Senin, 20 Desember 2010

Ketika Bola Lebih Bermakna dari Politik : "Garuda di Dadaku"

Oleh : Muhammad Ilham

Teringatlah saya dengan ucapan salah seorang petinggi panitia Nobel Prize, "Seandainya bola itu orang, niscaya ia akan memperoleh hadiah nobel berulang kali".

Dan setidaknya itu terasa di Indonesia. Sudah sekian bulan, ranah publik diisi oleh syak wasangka politik, permainan "batu domino" hukum yang tak kunjung tamat-tamat, duka-pilu alam yang "enggan" bersahabat, membuat publik terkotak-kotak, tapi tak jarang mereka muak. Dua puluh empat jam tayangan TV diisi oleh berita-berita pengamat yang luar "biasa pintar", karena dengan amat begitu mudah ia memetakan kesalahan-kesalahan elit politik bangsa ini. Seringkali TV dan media massa cetak lainnya (setidaknya demikian yang saya rasakan) "menghantuk-hatukkan" satu kelompok dengan kelompok yang lain, tentunya dengan dimoderasi oleh pengamat politik yang luar "biasa pintar" tadi (bukan "luar biasa pintar", tapi luar "biasa pintar"). Sebagai pelaku ekonomi, TV tentunya lebih mengedepankan berita yang kontroversial - "hangat" dalam bahasa Rosihan Anwar. "Bila berita dingin apalagi basi, tentunya berita itu tak menarik, bila perlu hangat-hangat cirit ayam-lah", kata jurnalis senior asal Sumatera Barat ini. Akhirnya, jadilah publik selalu berada dalam kotak-kotak yang senantiasa berseberangan di antara mereka. Senantiasa curiga dengan semua elit (elit politik, elit sosial bahkan elit agama). Musykil mempersatukan mereka, karena memori publik selalu disuguhi menu yang membuat mereka tak harus bersatu.

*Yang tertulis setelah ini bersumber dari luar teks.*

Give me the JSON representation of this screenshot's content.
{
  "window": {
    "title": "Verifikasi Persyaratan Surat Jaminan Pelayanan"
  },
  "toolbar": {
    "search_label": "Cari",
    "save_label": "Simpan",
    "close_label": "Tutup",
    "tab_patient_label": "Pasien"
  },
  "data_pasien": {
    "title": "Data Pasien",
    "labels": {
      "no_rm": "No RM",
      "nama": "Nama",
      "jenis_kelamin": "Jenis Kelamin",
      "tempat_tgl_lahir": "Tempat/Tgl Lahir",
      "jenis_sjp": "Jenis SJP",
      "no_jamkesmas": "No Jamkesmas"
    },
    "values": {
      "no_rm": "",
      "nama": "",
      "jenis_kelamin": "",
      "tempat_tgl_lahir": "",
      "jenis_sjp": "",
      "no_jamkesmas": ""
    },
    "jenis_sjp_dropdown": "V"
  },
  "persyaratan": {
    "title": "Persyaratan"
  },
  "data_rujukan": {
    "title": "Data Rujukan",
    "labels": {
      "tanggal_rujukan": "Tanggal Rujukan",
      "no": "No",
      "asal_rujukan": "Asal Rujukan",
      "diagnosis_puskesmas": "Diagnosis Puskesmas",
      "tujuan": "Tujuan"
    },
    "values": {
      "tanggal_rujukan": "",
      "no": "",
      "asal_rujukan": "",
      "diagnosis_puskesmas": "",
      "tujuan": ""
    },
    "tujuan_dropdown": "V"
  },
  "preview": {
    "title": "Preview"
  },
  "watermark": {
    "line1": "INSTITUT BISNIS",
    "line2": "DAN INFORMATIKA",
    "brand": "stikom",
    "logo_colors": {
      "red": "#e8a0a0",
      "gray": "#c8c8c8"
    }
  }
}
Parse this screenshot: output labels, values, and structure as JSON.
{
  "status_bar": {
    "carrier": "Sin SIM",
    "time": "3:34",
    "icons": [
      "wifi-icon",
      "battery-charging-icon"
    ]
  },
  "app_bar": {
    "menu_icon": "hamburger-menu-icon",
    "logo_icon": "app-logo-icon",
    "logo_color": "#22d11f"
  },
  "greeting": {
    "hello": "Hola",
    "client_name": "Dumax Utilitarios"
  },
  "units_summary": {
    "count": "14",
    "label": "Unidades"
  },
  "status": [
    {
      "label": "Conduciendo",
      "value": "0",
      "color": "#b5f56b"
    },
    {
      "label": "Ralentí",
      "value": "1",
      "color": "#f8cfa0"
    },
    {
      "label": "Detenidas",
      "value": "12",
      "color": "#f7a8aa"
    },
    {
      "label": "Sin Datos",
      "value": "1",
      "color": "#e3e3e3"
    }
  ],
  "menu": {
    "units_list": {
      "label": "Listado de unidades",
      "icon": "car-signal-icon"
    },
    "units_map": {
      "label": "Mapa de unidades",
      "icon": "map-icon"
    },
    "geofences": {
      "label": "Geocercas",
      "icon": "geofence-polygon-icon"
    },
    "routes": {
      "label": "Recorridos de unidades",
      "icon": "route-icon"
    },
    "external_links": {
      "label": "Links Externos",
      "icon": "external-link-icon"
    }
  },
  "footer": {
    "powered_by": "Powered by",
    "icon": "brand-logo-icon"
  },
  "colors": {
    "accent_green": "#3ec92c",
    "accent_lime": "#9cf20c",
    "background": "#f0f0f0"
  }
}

Tapi lihatlah, satu bulan belakangan ini. Markus Harison Rihihina, Mohamad Nasuha, Zulkifli Syukur, Maman Abdurachman, Christian Gerard Alfaro Gonzales, Bambang Pamungkas, Oktavanius Maniani, Arif Suyono, Firman Utina dan kawan-kawan, mampu menjadi "perekat" publik untuk mencintai negara dan bangsa ini. Garuda di Dadaku menjadi icon yang emosional bagi seluruh masyarakat belakangan ini, melintasi strata sosial, melintasi usia. Yaa, publik merindukan sesuatu yang membuat mereka bangga. Dan itu mereka dapatkan pada sesuatu yang selama ini "hampir tak bisa mereka harapkan", Tim Nasional Sepak Bola Indonesia. Cobalah lihat, antusiasme penonton itu tanpa kotak-kotak politik, tulus sepenuh hati dengan tepuk tangan dan sorak sorai yang menyemangati anak-anak asuhan pelatih Alfred Riedl tersebut. Seandainya-lah antusiasme itu mendominasi suasana kita berbangsa dan bernegara, barangkali, program kabinet dan kinerja DPR semakin berkenan di hati rakyat. Berkenan karena para aktor dan elit negara dan politik itu kian bergairah, karena apa yang dilakukannya dielu-elukan publik, sebagaimana penonton GBK memberikan hatinya kepada Firman dkk.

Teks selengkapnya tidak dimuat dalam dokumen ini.